Could we, alternatively, get by using less energy? Improving energy efficiency is certainly worth doing, and new technology can help here too. But substantial reductions in energy use will be associated with drops in living standards which, in rich countries, are going to be a hard sell politically. The politics of persuading poorer countries that they should forgo economic growth will be even trickier, given that, unlike the rich countries, they haven’t accumulated the benefit of centuries of economic growth fueled by cheap fossil-fuel based energy, and they don’t feel responsible for the resulting accumulation of atmospheric carbon dioxide. Above all, we mustn’t underestimate the degree to which, not just our comfort, but our very existence depends on cheap energy – notably in the high energy inputs needed to feed the world’s population. This is the hard fact that we have to face – we are existentially dependent on the fossil-fuel based technology we have now, but we know this technology isn’t sustainable and we don’t yet have viable replacements. In these circumstances we simply don’t have a choice but to try and find better, more sustainable energy technologies.
Yes, of course we have to assess the risks of these new technologies, of course we need to do the life-cycle analyses. And while Friends of the Earth may say they’re shocked (shocked!) that nanotechnology is being used by the oil industry, this seems to me to be either a rather disingenuous piece of rhetoric, or an expression of supreme naiveity about the nature of capitalism. Naturally, the oil industry will be looking at new technology such as nanotechnology to help their business; they’ve got lots of money and some pressing needs. And for all I know, there may be jungle labs in Colombia looking for applications of nanotechnology in the recreational pharmaceuticals sector right now. I can agree with FoE that it was unconvincing to suggest that there was something inherently environmental benign about nanotechnology, but it’s equally foolish to imply that, because the technology can be used in industries that you disapprove of, that makes it intrinsically bad. What’s needed instead is a realistic and hard-headed assessment of the shortcomings of current technologies, and an attempt to steer potentially helpful emerging new technologies in beneficial directions.
Thanks Richard this is helpful. But as you say, what is needed is a “realistic and hard-headed assessment of the shortcomings of current technologies, and an attempt to steer potentially helpful emerging new technologies in beneficial directions.” I see some attempts to steer to beneficial applications of the technology, but not much ‘hard-headed assessment of current vs new’ technologies. Who do you think should be delivering that?

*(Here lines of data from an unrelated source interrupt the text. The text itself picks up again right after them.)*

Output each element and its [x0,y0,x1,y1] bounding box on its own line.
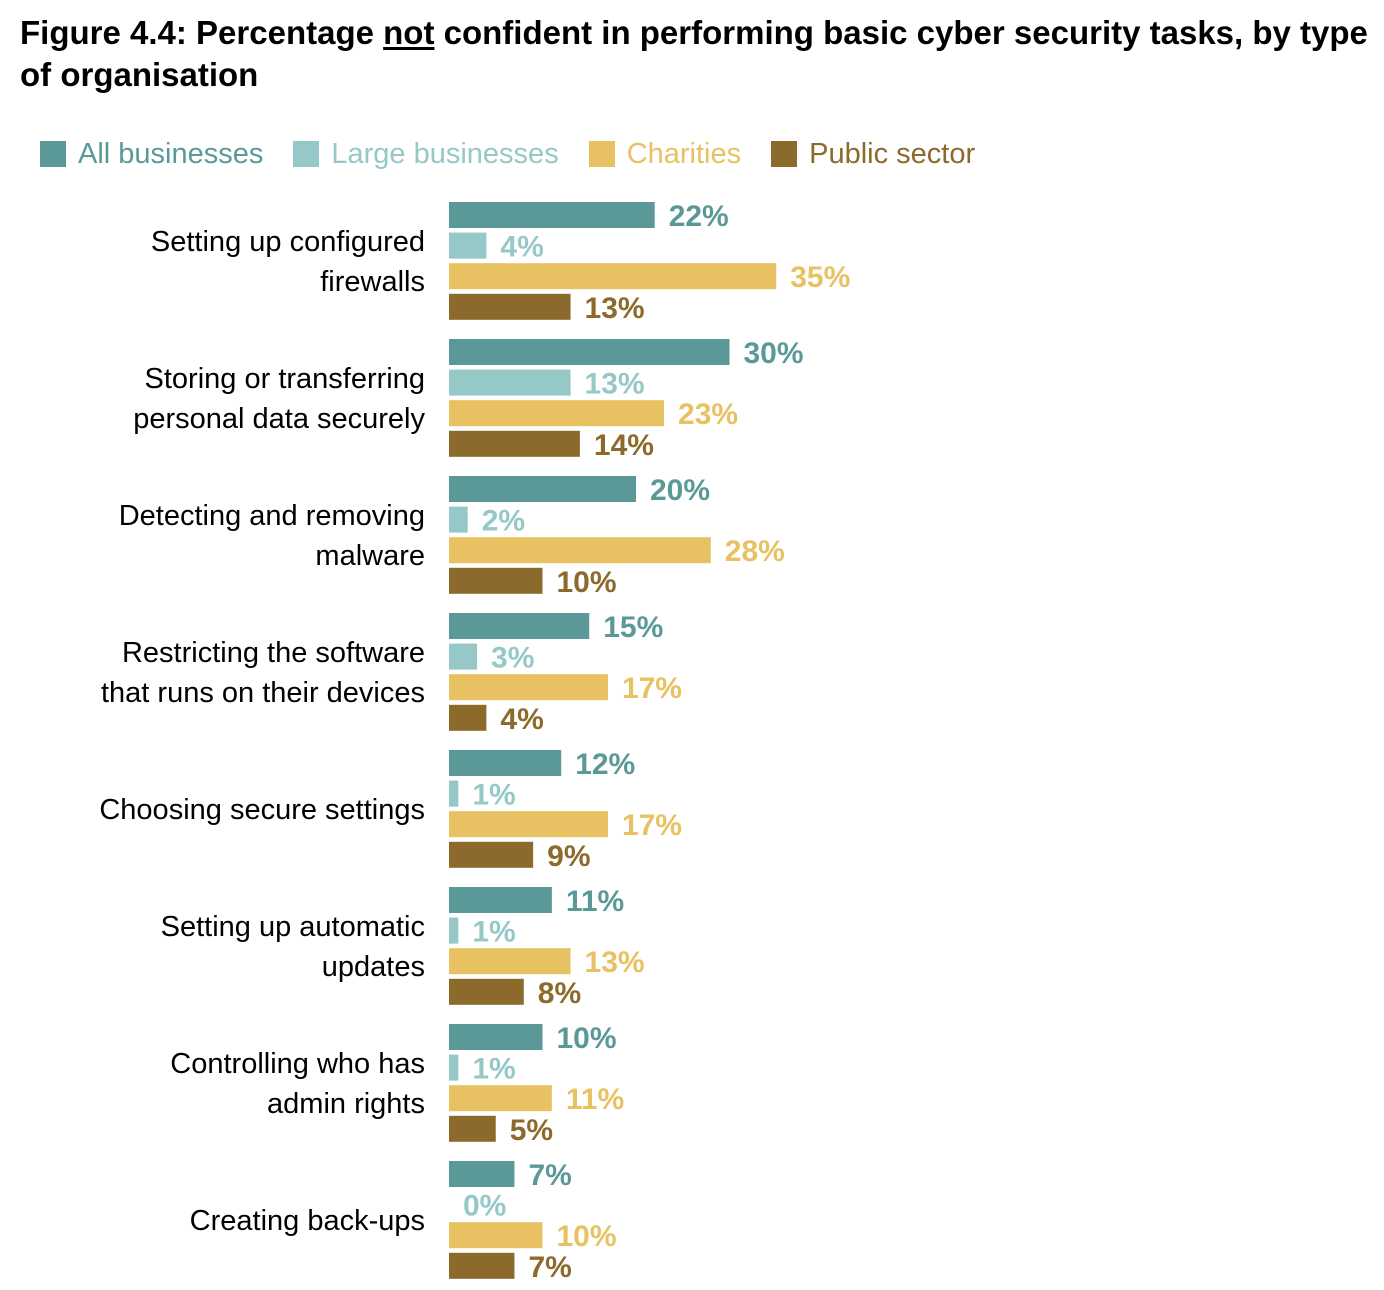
bar-public-sector [449,1252,515,1279]
value-label-public-sector: 14% [594,429,654,462]
value-label-large-businesses: 3% [491,642,534,675]
bar-charities [449,674,608,701]
value-label-all-businesses: 20% [650,474,710,507]
legend-swatch-charities [588,141,615,167]
value-label-all-businesses: 12% [575,748,635,781]
bar-public-sector [449,430,580,457]
bar-all-businesses [449,1024,543,1050]
value-label-all-businesses: 30% [744,337,804,370]
bar-all-businesses [449,476,636,502]
value-label-large-businesses: 1% [472,779,515,812]
bar-all-businesses [449,1161,515,1187]
bar-charities [449,1085,552,1112]
bar-large-businesses [449,369,571,396]
bar-all-businesses [449,613,590,639]
bar-large-businesses [449,506,468,533]
value-label-charities: 13% [585,946,645,979]
bar-charities [449,537,711,564]
legend-label-public-sector: Public sector [809,137,976,170]
legend-swatch-all-businesses [40,141,66,167]
value-label-charities: 17% [622,672,682,705]
category-label: Creating back-ups [190,1205,425,1237]
category-label: Setting up configured firewalls [151,226,425,298]
bar-public-sector [449,704,487,731]
value-label-charities: 10% [557,1220,617,1253]
value-label-public-sector: 13% [585,292,645,325]
value-label-all-businesses: 7% [528,1159,571,1192]
category-label: Storing or transferring personal data sec… [133,363,425,435]
value-label-public-sector: 9% [547,840,590,873]
category-label: Controlling who has admin rights [170,1048,425,1120]
bar-public-sector [449,841,534,868]
category-label: Setting up automatic updates [161,911,425,983]
bar-all-businesses [449,750,562,776]
legend-swatch-large-businesses [293,141,320,167]
value-label-all-businesses: 22% [669,200,729,233]
bar-public-sector [449,567,543,594]
bar-public-sector [449,1115,496,1142]
legend-label-charities: Charities [626,137,742,170]
value-label-all-businesses: 15% [603,611,663,644]
value-label-large-businesses: 2% [482,505,525,538]
title-emphasis: not [383,14,435,51]
legend-item-public-sector: Public sector [771,138,975,171]
legend-item-large-businesses: Large businesses [293,137,559,171]
legend-item-all-businesses: All businesses [40,138,263,171]
value-label-public-sector: 5% [510,1114,553,1147]
value-label-large-businesses: 4% [500,231,543,264]
bar-public-sector [449,293,571,320]
value-label-public-sector: 4% [500,703,543,736]
chart-title: Figure 4.4: Percentage not confident in … [20,14,1368,93]
legend-swatch-public-sector [771,141,798,167]
bar-all-businesses [449,887,552,913]
category-label: Detecting and removing malware [119,500,425,572]
value-label-all-businesses: 11% [566,885,624,918]
bar-large-businesses [449,917,459,944]
value-label-charities: 28% [725,535,785,568]
bar-charities [449,1222,543,1249]
bar-all-businesses [449,339,730,365]
bar-large-businesses [449,643,478,670]
legend-label-all-businesses: All businesses [78,137,264,170]
legend: All businesses Large businesses Charitie… [40,132,1005,176]
category-label: Choosing secure settings [99,794,425,826]
value-label-all-businesses: 10% [557,1022,617,1055]
value-label-large-businesses: 0% [463,1190,506,1223]
value-label-public-sector: 7% [528,1251,571,1284]
bar-charities [449,811,608,838]
value-label-large-businesses: 1% [472,1053,515,1086]
bar-charities [449,400,665,427]
value-label-large-businesses: 13% [585,368,645,401]
bar-large-businesses [449,780,459,807]
category-label: Restricting the software that runs on the… [101,637,425,709]
value-label-charities: 23% [678,398,738,431]
bar-charities [449,263,777,290]
value-label-large-businesses: 1% [472,916,515,949]
value-label-charities: 11% [566,1083,624,1116]
value-label-charities: 17% [622,809,682,842]
legend-item-charities: Charities [588,137,742,171]
value-label-charities: 35% [790,261,850,294]
value-label-public-sector: 10% [557,566,617,599]
bar-large-businesses [449,1054,459,1081]
bar-all-businesses [449,202,655,228]
bar-charities [449,948,571,975]
value-label-public-sector: 8% [538,977,581,1010]
bar-large-businesses [449,232,487,259]
legend-label-large-businesses: Large businesses [331,137,559,170]
bar-public-sector [449,978,524,1005]
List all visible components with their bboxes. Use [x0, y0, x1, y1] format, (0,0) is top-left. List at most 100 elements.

Thank you, Richard, for an excellent post. I have a question for you. If you had to classify Nanotechnology as a sub-discipline, which academic discipline would it fall under? We are in the process of building a nano-technology portal and have the option of putting it under Engineering (http://academicroom.com/discipline/56963) with the following hierarchy:
Engineering–>Nanotechnology–>subfields such as:
Analytical Nanotechnology
Nanotechnology in Biology, Health, and Medicine
Nanotechnology enhanced Devices
Nanotechnology Education
Nanotechnology in Energy
Environmental Nanotechnology
NanoMaterial/NanoParticle
NanoPhotonics
NanoPhysics
NanoScience/NanoEngineering
Sociological Nanotechnology
I would appreciate some suggestions on a taxonomy that would be used to organize knowledge under the broader discipline of Nanotechnology.